January 18, 2009

What's the Skinny?



I can't recall how our floor newsletter came to be called "What's the Skinny?" My roommates and I coordinated the collection of the newsletter information, compiled it, and produced a professional looking newsletter. I remember putting the issues together, using an old version of PageMaker on Macintosh computers hidden away in a dark room in the bottom of Anspach Hall on Central Michigan University's campus, but I don't remember printing all the information from everyone's room. It was quite an undertaking ... and provides pretty interesting reading 15 or so years later.

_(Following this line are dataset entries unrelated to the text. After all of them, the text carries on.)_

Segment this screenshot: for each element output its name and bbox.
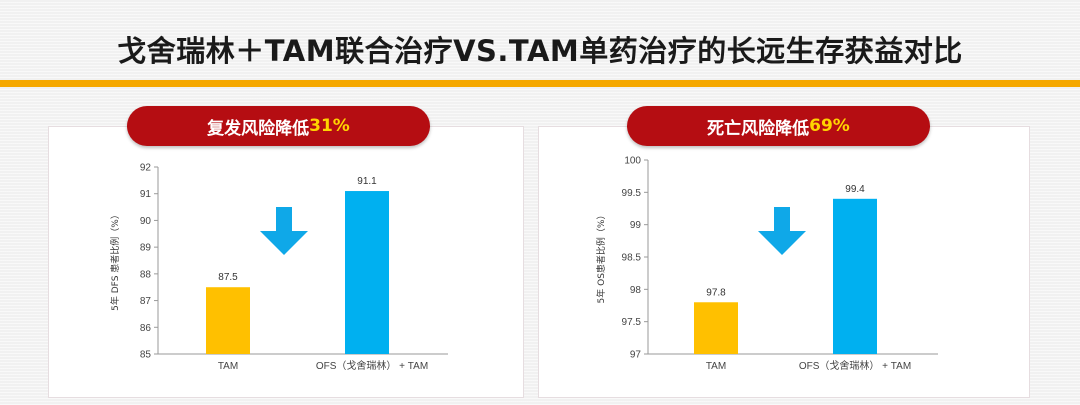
page-title: 戈舍瑞林＋TAM联合治疗VS.TAM单药治疗的长远生存获益对比 xyxy=(117,34,963,68)
dfs-y-tick-label: 90 xyxy=(140,216,152,227)
dfs-y-tick-label: 89 xyxy=(140,243,152,254)
dfs-y-tick-label: 92 xyxy=(140,163,152,174)
down-arrow-icon xyxy=(758,207,806,255)
os-value-label-1: 99.4 xyxy=(845,184,865,195)
dfs-bar-1 xyxy=(345,191,389,354)
os-bar-1 xyxy=(833,198,877,354)
os-category-label-0: TAM xyxy=(706,361,726,372)
dfs-y-tick-label: 85 xyxy=(140,350,152,361)
dfs-y-tick-label: 87 xyxy=(140,296,152,307)
dfs-chart-panel xyxy=(48,126,524,398)
dfs-y-tick-label: 91 xyxy=(140,189,152,200)
recurrence-risk-label: 复发风险降低 xyxy=(207,118,310,139)
os-y-axis-title: 5年 OS患者比例（%） xyxy=(595,211,607,304)
dfs-value-label-1: 91.1 xyxy=(357,176,377,187)
os-y-tick-label: 97 xyxy=(630,350,642,361)
os-y-tick-label: 99.5 xyxy=(622,188,642,199)
os-bar-0 xyxy=(694,302,738,354)
dfs-category-label-0: TAM xyxy=(218,361,238,372)
dfs-y-axis-title: 5年 DFS 患者比例（%） xyxy=(109,210,121,311)
title-divider xyxy=(0,80,1080,87)
os-y-tick-label: 100 xyxy=(624,156,641,167)
death-risk-label: 死亡风险降低 xyxy=(707,118,810,139)
os-y-tick-label: 99 xyxy=(630,220,642,231)
os-y-tick-label: 97.5 xyxy=(622,317,642,328)
recurrence-risk-pill: 复发风险降低 31% xyxy=(127,106,430,146)
os-y-tick-label: 98 xyxy=(630,285,642,296)
dfs-bar-0 xyxy=(206,287,250,354)
dfs-category-label-1: OFS（戈舍瑞林） + TAM xyxy=(316,359,428,372)
dfs-value-label-0: 87.5 xyxy=(218,272,238,283)
death-risk-pill: 死亡风险降低 69% xyxy=(627,106,930,146)
os-value-label-0: 97.8 xyxy=(706,287,726,298)
dfs-y-tick-label: 86 xyxy=(140,323,152,334)
down-arrow-icon xyxy=(260,207,308,255)
recurrence-risk-percent: 31% xyxy=(309,116,350,136)
os-category-label-1: OFS（戈舍瑞林） + TAM xyxy=(799,359,911,372)
dfs-y-tick-label: 88 xyxy=(140,269,152,280)
os-chart-panel xyxy=(538,126,1030,398)
os-y-tick-label: 98.5 xyxy=(622,253,642,264)
death-risk-percent: 69% xyxy=(809,116,850,136)
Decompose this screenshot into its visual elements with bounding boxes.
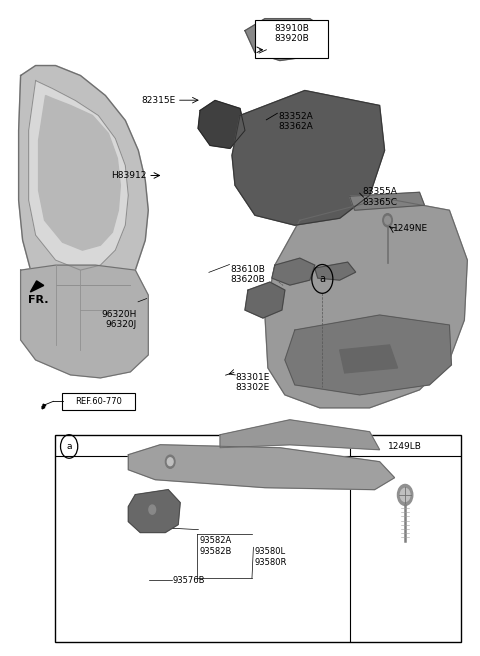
FancyBboxPatch shape xyxy=(255,20,327,58)
Circle shape xyxy=(149,505,156,514)
Text: 93580L
93580R: 93580L 93580R xyxy=(254,547,287,567)
Text: 1249LB: 1249LB xyxy=(388,442,422,451)
Text: a: a xyxy=(66,442,72,451)
Polygon shape xyxy=(29,81,128,270)
Polygon shape xyxy=(198,100,245,148)
Text: 82315E: 82315E xyxy=(141,96,175,105)
FancyBboxPatch shape xyxy=(62,393,135,410)
Polygon shape xyxy=(128,489,180,533)
Polygon shape xyxy=(272,258,315,285)
Circle shape xyxy=(384,216,390,224)
Circle shape xyxy=(397,484,413,505)
Polygon shape xyxy=(19,66,148,318)
Polygon shape xyxy=(38,96,120,250)
Circle shape xyxy=(166,455,175,468)
Polygon shape xyxy=(265,198,468,408)
Polygon shape xyxy=(30,281,44,292)
Text: 96320H
96320J: 96320H 96320J xyxy=(102,310,137,329)
Text: 83610B
83620B: 83610B 83620B xyxy=(230,264,265,284)
Text: 83355A
83365C: 83355A 83365C xyxy=(362,187,397,207)
Text: FR.: FR. xyxy=(28,295,49,305)
Text: 83352A
83362A: 83352A 83362A xyxy=(278,112,313,131)
Polygon shape xyxy=(285,315,451,395)
Text: REF.60-770: REF.60-770 xyxy=(75,397,122,406)
Polygon shape xyxy=(245,18,325,60)
Text: a: a xyxy=(319,274,325,284)
FancyBboxPatch shape xyxy=(55,435,461,642)
Text: 83301E
83302E: 83301E 83302E xyxy=(235,373,270,392)
Circle shape xyxy=(383,214,392,227)
Text: H83912: H83912 xyxy=(111,171,147,180)
Text: 83910B
83920B: 83910B 83920B xyxy=(274,24,309,43)
Polygon shape xyxy=(340,345,397,373)
Polygon shape xyxy=(232,91,384,225)
Text: 93576B: 93576B xyxy=(173,575,205,584)
Circle shape xyxy=(168,458,173,466)
Polygon shape xyxy=(350,192,424,211)
Polygon shape xyxy=(220,420,380,450)
Polygon shape xyxy=(21,265,148,378)
Polygon shape xyxy=(245,282,285,318)
Polygon shape xyxy=(128,445,395,489)
Text: 1249NE: 1249NE xyxy=(393,224,428,233)
Text: 93582A
93582B: 93582A 93582B xyxy=(199,536,232,556)
Polygon shape xyxy=(315,262,356,280)
Circle shape xyxy=(400,488,410,501)
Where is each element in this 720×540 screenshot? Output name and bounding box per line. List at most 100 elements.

I imagine the college experience today is quite different from mine, just 15 years ago. We had a small computer lab in Larzelere Hall. During the fall of 1990, we had to use large floppy disks to boot up computers in order to use WordPerfect. But, when we arrived back to school in January, we had brand new computers in the lab — and they had hard drives that actually stored programs so we no longer had to load them. We could write our papers or whatever we were working on and save them onto small floppy disks.

My senior year, 1994, a roommate had a computer and he would sometimes drag a 50 foot phone cord to the telephone and use the phone to connect with the world in a non–phonely manner ... Of course, every time he did this, the phone would be busy for anyone trying to call ... Now, halls are wireless and I don't even know if they have telephones since everyone owns a cell phone. Classes are online now. Certainly, much communication is done electronically. Blackboard controls how classes are run, too. And, you know what, none of this is unusual to today's college students. It's a matter of course.